「自殺したい」と葬儀社に電話してきた人

自殺願望の人から電話

もう何年も前のことですが自殺願望の方から電話がきた。「M」さんとしておきます。
もちろん会ったことはない。
聞けば「自殺したい」という。
「どんな方法で自殺するんですか?」と尋ねると・・・・
「う~ん」と明快な返事はない・・・。
そこで、私は言った「多いのは首吊りと飛び降りですよ」
すると「そうですか・・・」という。
更に言った「首吊りはやめた方がいいですよ、その部屋は特殊物件として不動産屋は説明責任が生じます。そして、その後の家賃が下がってしまいます。大家さんに迷惑がかかります」
すると「そうですね・・・それは駄目ですね・・・じゃあ飛び降りは?」
「飛び降りは痛いですよ」
「でも死んでしまえば痛みも分からないでしょう」
「いや、死ねばいいけれど、死なない人もいますよ。そしたら相当に痛いです」
「え・・・そうなんですか?」
「はい。
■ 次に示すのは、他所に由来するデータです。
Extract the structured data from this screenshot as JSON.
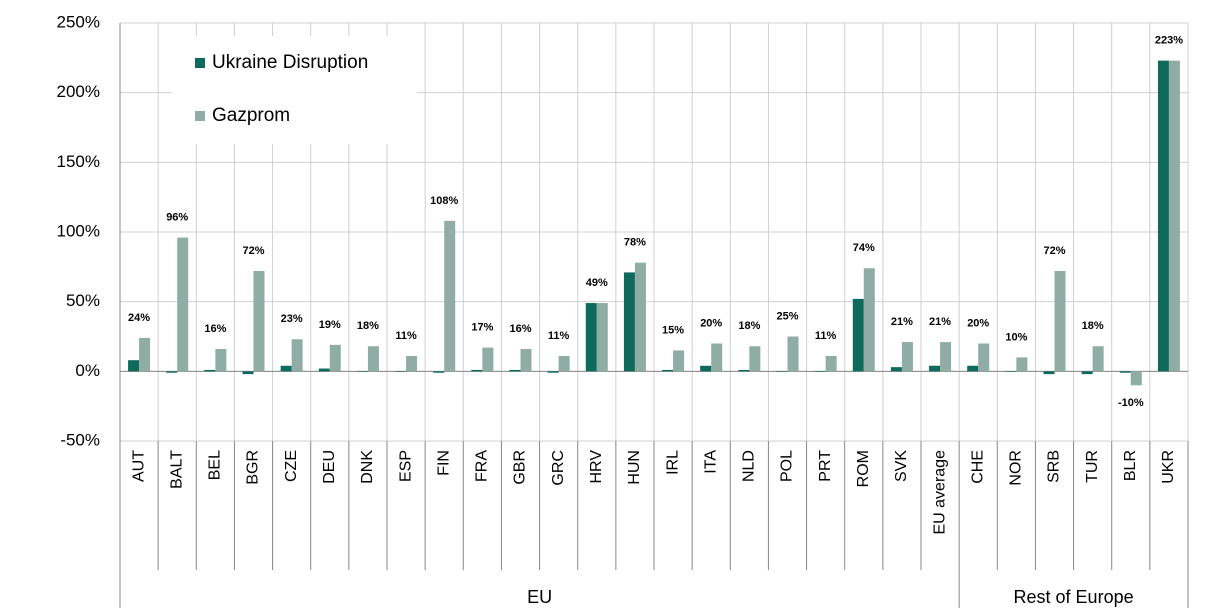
{
  "chart_data": {
    "type": "bar",
    "categories": [
      "AUT",
      "BALT",
      "BEL",
      "BGR",
      "CZE",
      "DEU",
      "DNK",
      "ESP",
      "FIN",
      "FRA",
      "GBR",
      "GRC",
      "HRV",
      "HUN",
      "IRL",
      "ITA",
      "NLD",
      "POL",
      "PRT",
      "ROM",
      "SVK",
      "EU average",
      "CHE",
      "NOR",
      "SRB",
      "TUR",
      "BLR",
      "UKR"
    ],
    "groups": [
      {
        "name": "EU",
        "span": 22
      },
      {
        "name": "Rest of Europe",
        "span": 6
      }
    ],
    "series": [
      {
        "name": "Ukraine Disruption",
        "color": "#0e6b5c",
        "values": [
          8,
          -1,
          1,
          -2,
          4,
          2,
          0,
          0,
          -1,
          1,
          1,
          -1,
          49,
          71,
          1,
          4,
          1,
          0,
          0,
          52,
          3,
          4,
          4,
          0,
          -2,
          -2,
          -1,
          223
        ]
      },
      {
        "name": "Gazprom",
        "color": "#8fada4",
        "values": [
          24,
          96,
          16,
          72,
          23,
          19,
          18,
          11,
          108,
          17,
          16,
          11,
          49,
          78,
          15,
          20,
          18,
          25,
          11,
          74,
          21,
          21,
          20,
          10,
          72,
          18,
          -10,
          223
        ],
        "value_labels": [
          "24%",
          "96%",
          "16%",
          "72%",
          "23%",
          "19%",
          "18%",
          "11%",
          "108%",
          "17%",
          "16%",
          "11%",
          "49%",
          "78%",
          "15%",
          "20%",
          "18%",
          "25%",
          "11%",
          "74%",
          "21%",
          "21%",
          "20%",
          "10%",
          "72%",
          "18%",
          "-10%",
          "223%"
        ]
      }
    ],
    "ylim": [
      -50,
      250
    ],
    "yticks": [
      {
        "value": -50,
        "label": "-50%"
      },
      {
        "value": 0,
        "label": "0%"
      },
      {
        "value": 50,
        "label": "50%"
      },
      {
        "value": 100,
        "label": "100%"
      },
      {
        "value": 150,
        "label": "150%"
      },
      {
        "value": 200,
        "label": "200%"
      },
      {
        "value": 250,
        "label": "250%"
      }
    ],
    "grid": true,
    "legend": "upper left"
  }
}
楽なのは睡眠薬などの薬品です・・・でも今は、そういうことで使われないように簡単には売ってくれません」
「そうでしょうね」
「富士山の樹海に入ってゆくのはどうですか?」
「それはね・・死ぬまで何日もかかるし、それまでにはお腹も空くし・・・お勧めできません」
「そうですか・・昔は教会で聖歌の合唱団に所属していたんですが、・・・キリスト教では自殺はダメって言うんですよね、だから最近は言ってないのです」
「そうなんですか、でもまた教会に行って合唱団に復帰して歌を歌ったらどうですか、少しは気が晴れると思いますよ」
「う~ん、そうだな・・・また教会に行ってみようかな・・・あんたいい人だね・・・」
と言って電話を終えました。数日後、再びでんわが来て、何のことはない世間話をしました。
結局、人一人の命を救ったようです。